Earlier, the line at Las 3 Canastas was especially long. The streets of Guayaquil are filled with thousands of people, including many out-of-towners. All ages and ethnic backgrounds from various regions of Ecuador are represented. They are gathering to demonstrate their allegiance to the president, Rafael Correa. More specifically, they are rallying and drumming up support for their president in the city of Guayaquil. This industrial port is Ecuador’s largest city with approximately 2,200,000 inhabitants. Guayaquil’s mayor is Jaime Nebot, a prominent Ecuadorian affiliated with one of the president’s opposing parties.
Voted into office on 6 December, 2006, Rafael Correa is the 56th Ecuadorian president and the seventh president Ecuador has seen in the past eleven years. The president belongs to the left-wing Christian party, Aliaza PAIS. PAIS means country and is also the acronym for Patria Altiva I Soberana, which translates to Proud and Sovereign Fatherland. Jaime Nebot has been mayor of Guayaquil since 2000 and is a member of the Partido Social Cristiano, the center-right Social Christian Party.
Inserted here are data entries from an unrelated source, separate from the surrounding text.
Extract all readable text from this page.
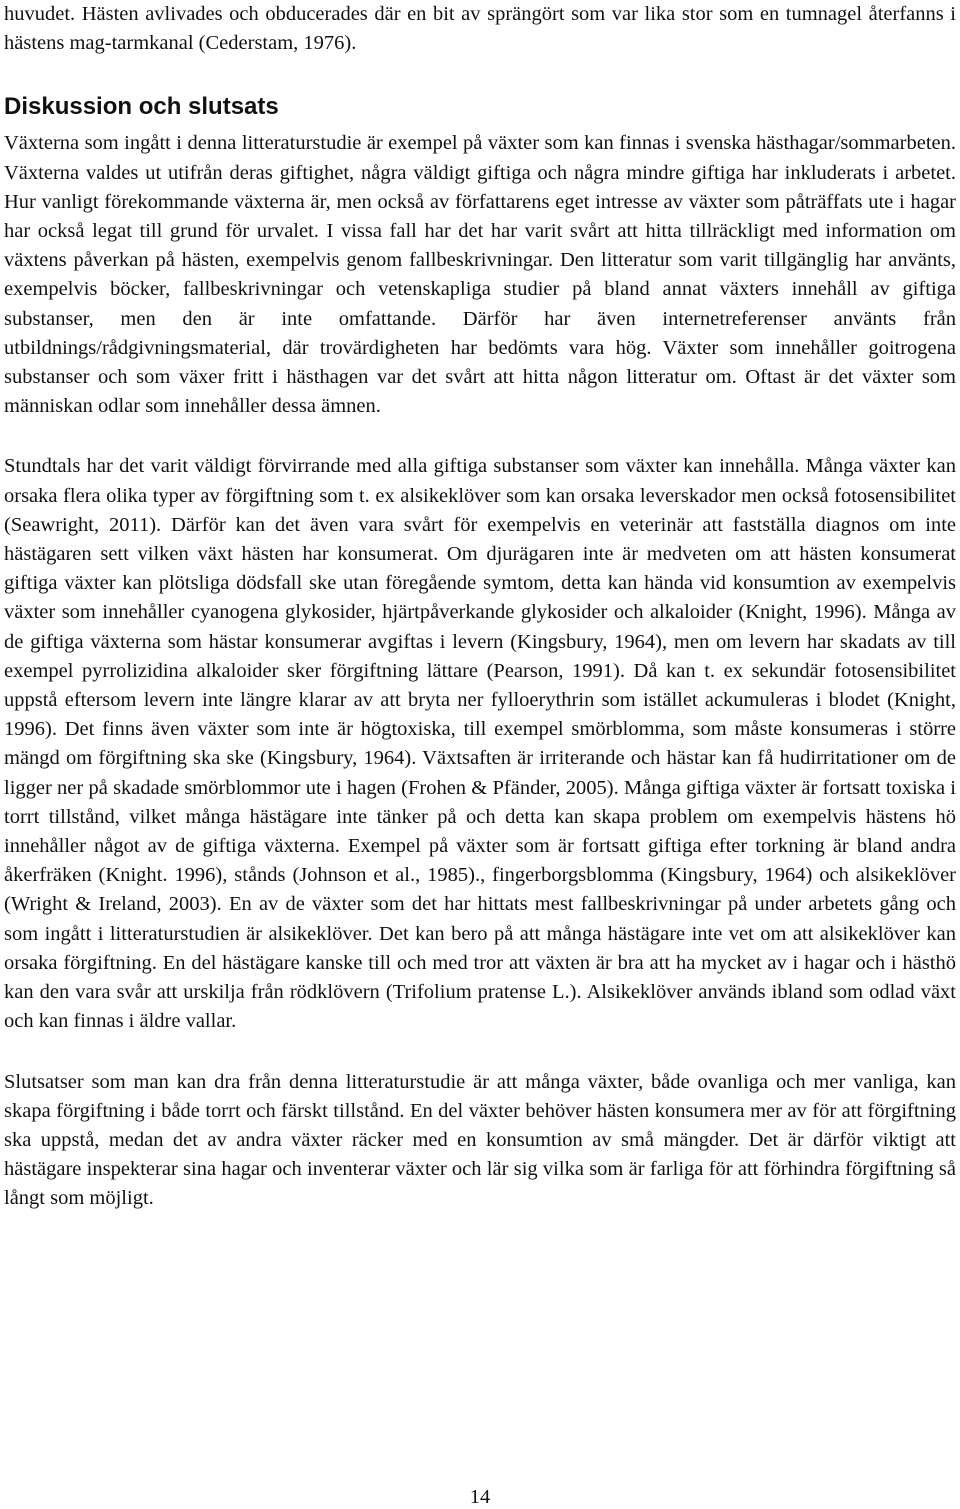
huvudet. Hästen avlivades och obducerades där en bit av sprängört som var lika stor som en tumnagel återfanns i hästens mag-tarmkanal (Cederstam, 1976).

Diskussion och slutsats

Växterna som ingått i denna litteraturstudie är exempel på växter som kan finnas i svenska hästhagar/sommarbeten. Växterna valdes ut utifrån deras giftighet, några väldigt giftiga och några mindre giftiga har inkluderats i arbetet. Hur vanligt förekommande växterna är, men också av författarens eget intresse av växter som påträffats ute i hagar har också legat till grund för urvalet. I vissa fall har det har varit svårt att hitta tillräckligt med information om växtens påverkan på hästen, exempelvis genom fallbeskrivningar. Den litteratur som varit tillgänglig har använts, exempelvis böcker, fallbeskrivningar och vetenskapliga studier på bland annat växters innehåll av giftiga substanser, men den är inte omfattande. Därför har även internetreferenser använts från utbildnings/rådgivningsmaterial, där trovärdigheten har bedömts vara hög. Växter som innehåller goitrogena substanser och som växer fritt i hästhagen var det svårt att hitta någon litteratur om. Oftast är det växter som människan odlar som innehåller dessa ämnen.

Stundtals har det varit väldigt förvirrande med alla giftiga substanser som växter kan innehålla. Många växter kan orsaka flera olika typer av förgiftning som t. ex alsikeklöver som kan orsaka leverskador men också fotosensibilitet (Seawright, 2011). Därför kan det även vara svårt för exempelvis en veterinär att fastställa diagnos om inte hästägaren sett vilken växt hästen har konsumerat. Om djurägaren inte är medveten om att hästen konsumerat giftiga växter kan plötsliga dödsfall ske utan föregående symtom, detta kan hända vid konsumtion av exempelvis växter som innehåller cyanogena glykosider, hjärtpåverkande glykosider och alkaloider (Knight, 1996). Många av de giftiga växterna som hästar konsumerar avgiftas i levern (Kingsbury, 1964), men om levern har skadats av till exempel pyrrolizidina alkaloider sker förgiftning lättare (Pearson, 1991). Då kan t. ex sekundär fotosensibilitet uppstå eftersom levern inte längre klarar av att bryta ner fylloerythrin som istället ackumuleras i blodet (Knight, 1996). Det finns även växter som inte är högtoxiska, till exempel smörblomma, som måste konsumeras i större mängd om förgiftning ska ske (Kingsbury, 1964). Växtsaften är irriterande och hästar kan få hudirritationer om de ligger ner på skadade smörblommor ute i hagen (Frohen & Pfänder, 2005). Många giftiga växter är fortsatt toxiska i torrt tillstånd, vilket många hästägare inte tänker på och detta kan skapa problem om exempelvis hästens hö innehåller något av de giftiga växterna. Exempel på växter som är fortsatt giftiga efter torkning är bland andra åkerfräken (Knight. 1996), stånds (Johnson et al., 1985)., fingerborgsblomma (Kingsbury, 1964) och alsikeklöver (Wright & Ireland, 2003). En av de växter som det har hittats mest fallbeskrivningar på under arbetets gång och som ingått i litteraturstudien är alsikeklöver. Det kan bero på att många hästägare inte vet om att alsikeklöver kan orsaka förgiftning. En del hästägare kanske till och med tror att växten är bra att ha mycket av i hagar och i hästhö kan den vara svår att urskilja från rödklövern (Trifolium pratense L.). Alsikeklöver används ibland som odlad växt och kan finnas i äldre vallar.

Slutsatser som man kan dra från denna litteraturstudie är att många växter, både ovanliga och mer vanliga, kan skapa förgiftning i både torrt och färskt tillstånd. En del växter behöver hästen konsumera mer av för att förgiftning ska uppstå, medan det av andra växter räcker med en konsumtion av små mängder. Det är därför viktigt att hästägare inspekterar sina hagar och inventerar växter och lär sig vilka som är farliga för att förhindra förgiftning så långt som möjligt.

14
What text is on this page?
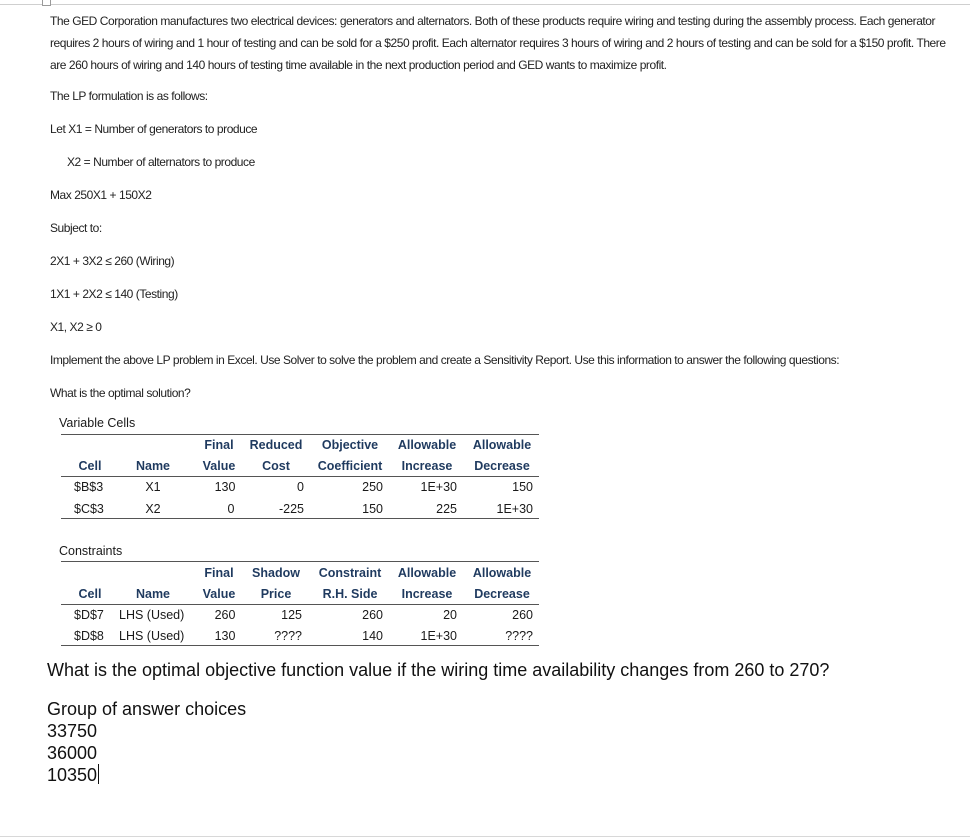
The GED Corporation manufactures two electrical devices: generators and alternators. Both of these products require wiring and testing during the assembly process. Each generator requires 2 hours of wiring and 1 hour of testing and can be sold for a $250 profit. Each alternator requires 3 hours of wiring and 2 hours of testing and can be sold for a $150 profit. There are 260 hours of wiring and 140 hours of testing time available in the next production period and GED wants to maximize profit.

The LP formulation is as follows:
Let X1 = Number of generators to produce
X2 = Number of alternators to produce
Max 250X1 + 150X2
Subject to:
2X1 + 3X2 ≤ 260 (Wiring)
1X1 + 2X2 ≤ 140 (Testing)
X1, X2 ≥ 0
Implement the above LP problem in Excel. Use Solver to solve the problem and create a Sensitivity Report. Use this information to answer the following questions:
What is the optimal solution?
Variable Cells
Final	Reduced	Objective	Allowable	Allowable
Cell	Name	Value	Cost	Coefficient	Increase	Decrease
$B$3	X1	130	0	250	1E+30	150
$C$3	X2	0	-225	150	225	1E+30
Constraints
Final	Shadow	Constraint	Allowable	Allowable
Cell	Name	Value	Price	R.H. Side	Increase	Decrease
$D$7 LHS (Used)	260	125	260	20	260
$D$8 LHS (Used)	130	????	140	1E+30	????
What is the optimal objective function value if the wiring time availability changes from 260 to 270?
Group of answer choices
33750
36000
10350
My hotel is in the center of town on one of the main streets, 9 de Octubre. This morning, I awoke at 7am to lively music and people sporadically raising their voices. When I looked out the window I was surprised to see only a few people on the street. Stages were setup alongside the road with enormous speakers reverberating a series of lively tunes. It was not long before the amount of people matched the noise level. Soon, speeches, parades and performances were in full swing. There was also a parade on Victor Manuel Rendon, the street parallel to 9 de Octubre.
By 9am, the downtown was teeming with people in lime green t-shirts reading, “35 PAIS, Patria Altiva I Soberana, Asamblea es Pais!” The number thirty-five represents Alianza PAIS, the president’s party. Other popular t-shirts are white with light blue writing, “Guayaquil apoya Correa, La Revolución Ciudadana Cumple un Año,” (Guayaquil supports Correa, the revolutionary citizens have one year behind them) and yellow t-shirts with black lettering emphatically stating, “Todos contra La Corrupción!,” which translates to “Everyone against Corruption!” Of course, on any given day, there are people sporting the Guayaquil Barcelona soccer team’s bright yellow t-shirts listing the team’s sponsors Banco Pichincha and Pilsener.
The indigenous Andean women wear long bright pink, green or blue skirts and neatly pressed white blouses. Countless strands of gold necklaces adorn their necks. The women wear brown or black loafers or black cloth sandals. Most indigenous men and women wear a dark felt hat. Men, women and children mill around eating plates of choclo (large-grained corn), pork and/or fruit. I walk by a large pile of small plastic bags filled with All Natural water, available free of charge for passersby. Almost every block is lined with a combination of uniformed members of the civil defense, military and national police. In some areas, there is a greater concentration of the latter two. It is a lively crowd and people are enjoying the opportunity to congregate and be entertained.